A United Airlines jet approaching Los Angeles International Airport. (Nick Ut/AP)

Chris Roberts knows a lot about hacking planes. But not because he's trying to make them fall out of the sky. In fact, his job as a security researcher is to figure out how bad guys could hack computer systems so that companies can fix them.

But a tweet joking about "playing" with a plane's on-board communications systems made while Roberts was on a United Airlines flight last week landed him in hot water: The FBI  questioned him for several hours after he landed and confiscated his laptop and hard drives. And then, over the weekend, he was blocked from boarding another United flight while on the way to speak at a security conference.

Roberts was able to book a last-minute flight on another airline. But his research raises bigger questions: Just how hackable are the planes millions of travelers rely on to get around the world? The answer, it turns out, is up for debate.

Planes are increasingly designed to give passengers more access to digital systems, mostly for entertainment purposes via in-flight WiFi. But this connectivity may have a dark side: Last week, the Government Accountability Office released a report saying that security researchers have warned that this trend leaves planes less secure by providing a "direct link" between an aircraft and the outside world that could be leveraged by hackers.

Keeping flight-related and entertainment systems separate can be one way to limit an attacker's access, but not all planes seem to be designed with that in mind. In 2008, the FAA expressed concern that the Boeing 787 Dreamliner combined some of that digital infrastructure — saying that the design "may result in security vulnerabilities."

Modern planes use digital defenses called firewalls to protect cockpit systems against intrusions from someone connecting through other parts of the aircraft, like in-flight entertainment systems, the report said. Some cybersecurity experts worry that isn't enough, arguing that "because firewalls are software components, they could be hacked like any other software and circumvented," according to the report. But some critics of the report say it may have overstated the risks.

The connectivity of modern aircrafts. (GAO)
The connectivity of a modern aircraft. (GAO)

Boeing and competitor Airbus defended the security of their systems in statements to CNN in response to the GAO report. "Multiple security measures and flight deck operating procedures help ensure safe and secure airplane operations," Boeing said.

But over the years, many researchers have warned about potential problems — including Roberts, the founder of One World Labs, who has given several talks about airplane cybersecurity.

Brad “RenderMan” Haines, a researcher who has investigated potential vulnerabilities in aircraft tracking systems, said limited access to avionic systems can make it hard to do comprehensive audits. "A lot of our research we can only take so far because we don't want to cause problems — but all of the evidence seems to point to there being issues that remain unresolved."

Haines said he would love to be proved wrong, but airlines and aircraft manufacturers seem uncomfortable with independent researchers reviewing their systems — possibly allowing political fears to trump providing the best security possible. "We're trying to be part of the solution, and being ignored for it," he said.

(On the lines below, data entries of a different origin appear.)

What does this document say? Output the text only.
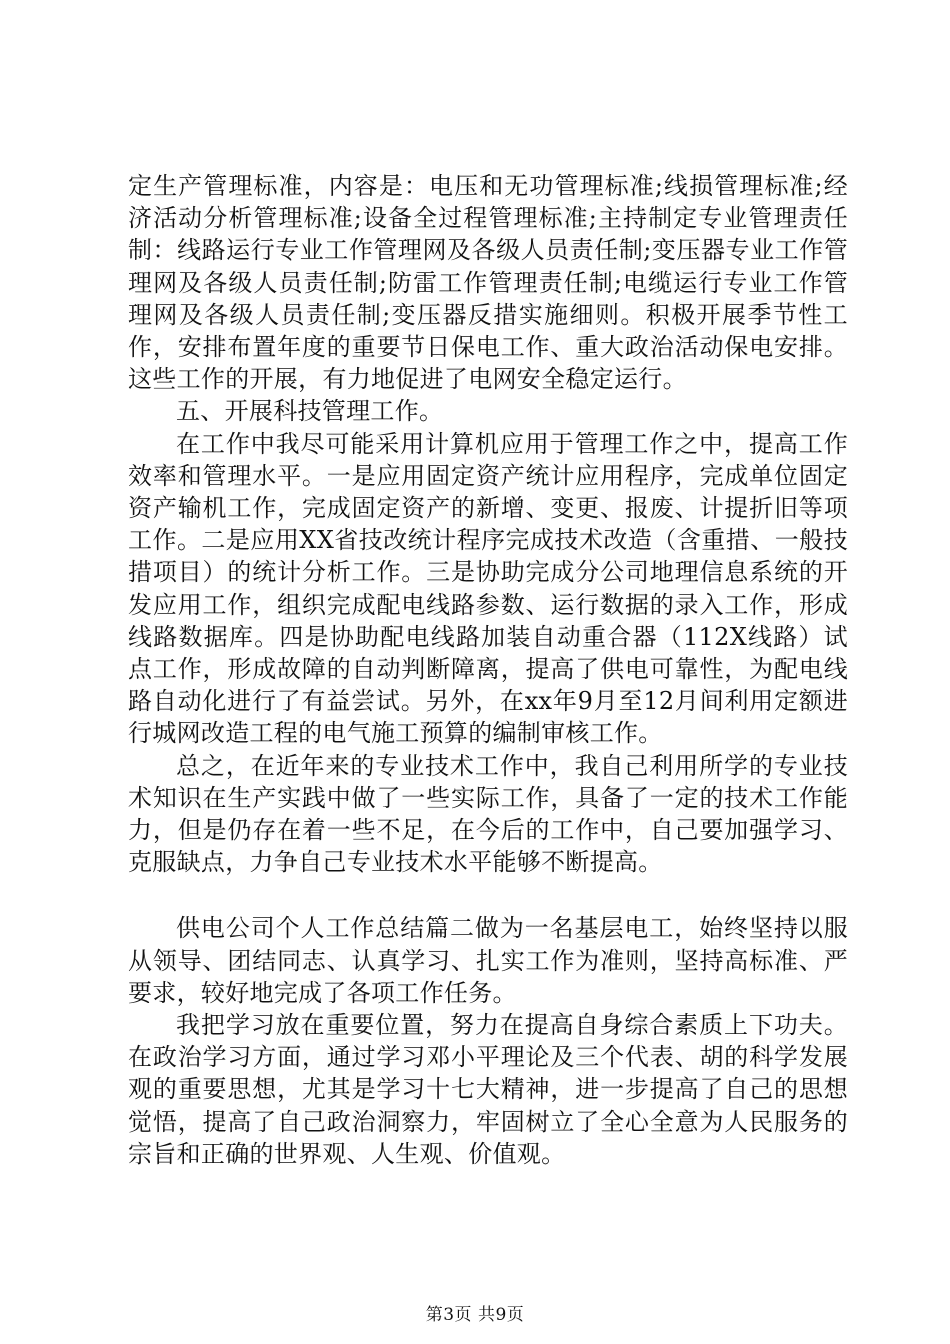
定生产管理标准，内容是：电压和无功管理标准;线损管理标准;经济活动分析管理标准;设备全过程管理标准;主持制定专业管理责任制：线路运行专业工作管理网及各级人员责任制;变压器专业工作管理网及各级人员责任制;防雷工作管理责任制;电缆运行专业工作管理网及各级人员责任制;变压器反措实施细则。积极开展季节性工作，安排布置年度的重要节日保电工作、重大政治活动保电安排。这些工作的开展，有力地促进了电网安全稳定运行。

五、开展科技管理工作。

在工作中我尽可能采用计算机应用于管理工作之中，提高工作效率和管理水平。一是应用固定资产统计应用程序，完成单位固定资产输机工作，完成固定资产的新增、变更、报废、计提折旧等项工作。二是应用XX省技改统计程序完成技术改造（含重措、一般技措项目）的统计分析工作。三是协助完成分公司地理信息系统的开发应用工作，组织完成配电线路参数、运行数据的录入工作，形成线路数据库。四是协助配电线路加装自动重合器（112X线路）试点工作，形成故障的自动判断障离，提高了供电可靠性，为配电线路自动化进行了有益尝试。另外，在xx年9月至12月间利用定额进行城网改造工程的电气施工预算的编制审核工作。

总之，在近年来的专业技术工作中，我自己利用所学的专业技术知识在生产实践中做了一些实际工作，具备了一定的技术工作能力，但是仍存在着一些不足，在今后的工作中，自己要加强学习、克服缺点，力争自己专业技术水平能够不断提高。

供电公司个人工作总结篇二做为一名基层电工，始终坚持以服从领导、团结同志、认真学习、扎实工作为准则，坚持高标准、严要求，较好地完成了各项工作任务。

我把学习放在重要位置，努力在提高自身综合素质上下功夫。在政治学习方面，通过学习邓小平理论及三个代表、胡的科学发展观的重要思想，尤其是学习十七大精神，进一步提高了自己的思想觉悟，提高了自己政治洞察力，牢固树立了全心全意为人民服务的宗旨和正确的世界观、人生观、价值观。

第3页 共9页
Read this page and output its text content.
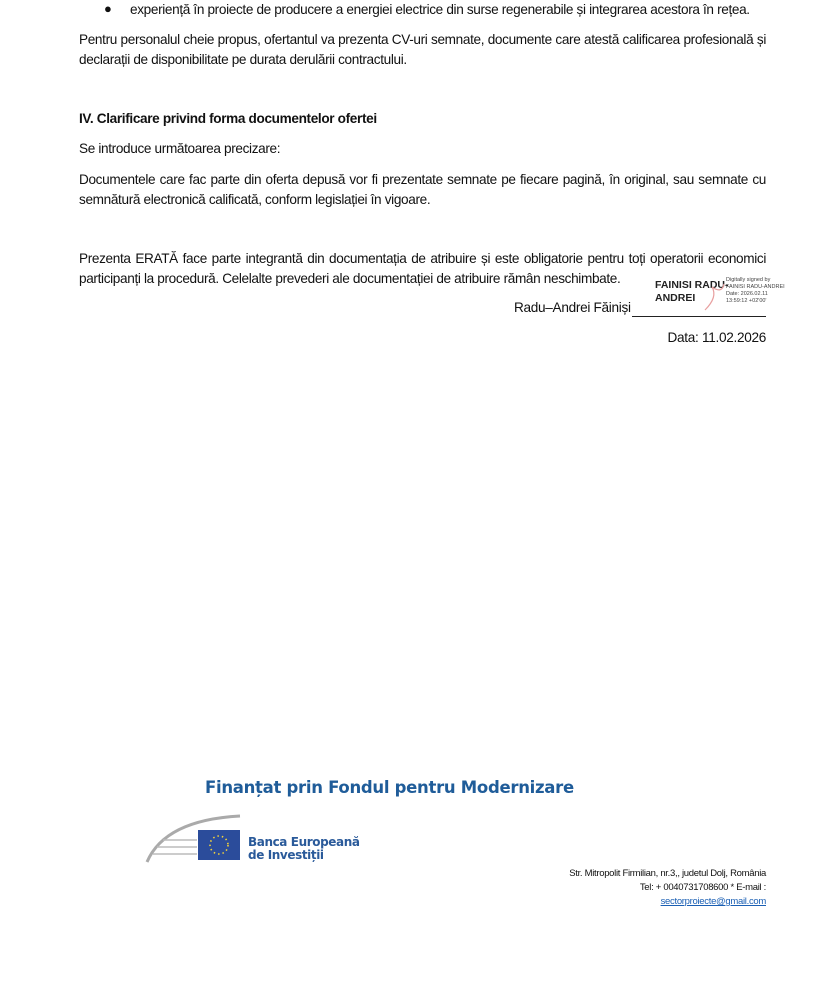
● experiență în proiecte de producere a energiei electrice din surse regenerabile și integrarea acestora în rețea.
Pentru personalul cheie propus, ofertantul va prezenta CV-uri semnate, documente care atestă calificarea profesională și declarații de disponibilitate pe durata derulării contractului.
IV. Clarificare privind forma documentelor ofertei
Se introduce următoarea precizare:
Documentele care fac parte din oferta depusă vor fi prezentate semnate pe fiecare pagină, în original, sau semnate cu semnătură electronică calificată, conform legislației în vigoare.
Prezenta ERATĂ face parte integrantă din documentația de atribuire și este obligatorie pentru toți operatorii economici participanți la procedură. Celelalte prevederi ale documentației de atribuire rămân neschimbate.
Radu–Andrei Făiniși
FAINISI RADU-
ANDREI
Digitally signed by
FAINISI RADU-ANDREI
Date: 2026.02.11
13:59:12 +02'00'
Data: 11.02.2026
Finanțat prin Fondul pentru Modernizare
Banca Europeană
de Investiții
Str. Mitropolit Firmilian, nr.3,, judetul Dolj, România
Tel: + 0040731708600 * E-mail :
sectorproiecte@gmail.com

In an interview with CNN after being detained by the FBI, Roberts said he personally tested theories about how much visibility into avionic systems he had from the passenger cabin — pulling out his laptop and connecting it to a box underneath his seat 15 to 20 times on actual flights — and was able to view sensitive data from the flight systems. These statements, combined with the tweet, seems to have set off alarm bells at United.

"Given Mr. Roberts' claims regarding manipulating aircraft systems, we've decided it's in the best interest of our customers and crew members that he not be allowed to fly United," United spokesperson Rahsaan Johnson told The Post over the weekend.  "However, we are confident our flight control systems could not be accessed through techniques he described."

The FBI did not immediately respond to a request for comment about Roberts's situation, but in a recent interview with the Security Ledger, the researcher said the agency's Denver office asked him to back off his aviation research in recent months.

The Electronic Frontier Foundation, which represents Roberts, called United's decision to ban the researcher "both disappointing and confusing."

"Security researchers are allies, not opponents, and their work makes us all more safe, not less," said EFF staff attorney Nate Cardozo. "We fear that United's actions here will cause a real chilling effect, and that researchers will be less likely to help United improve their security in the future based on its over reaction to Mr. Roberts's statements." Roberts, Cardozo said, was still willing to work with United and the rest of the airline industry to improve their security.

Haines, at least, said he is feeling that chill — but expects to continue his research. After all, he has a vested interest in making planes safer: He frequently flies to present at conferences.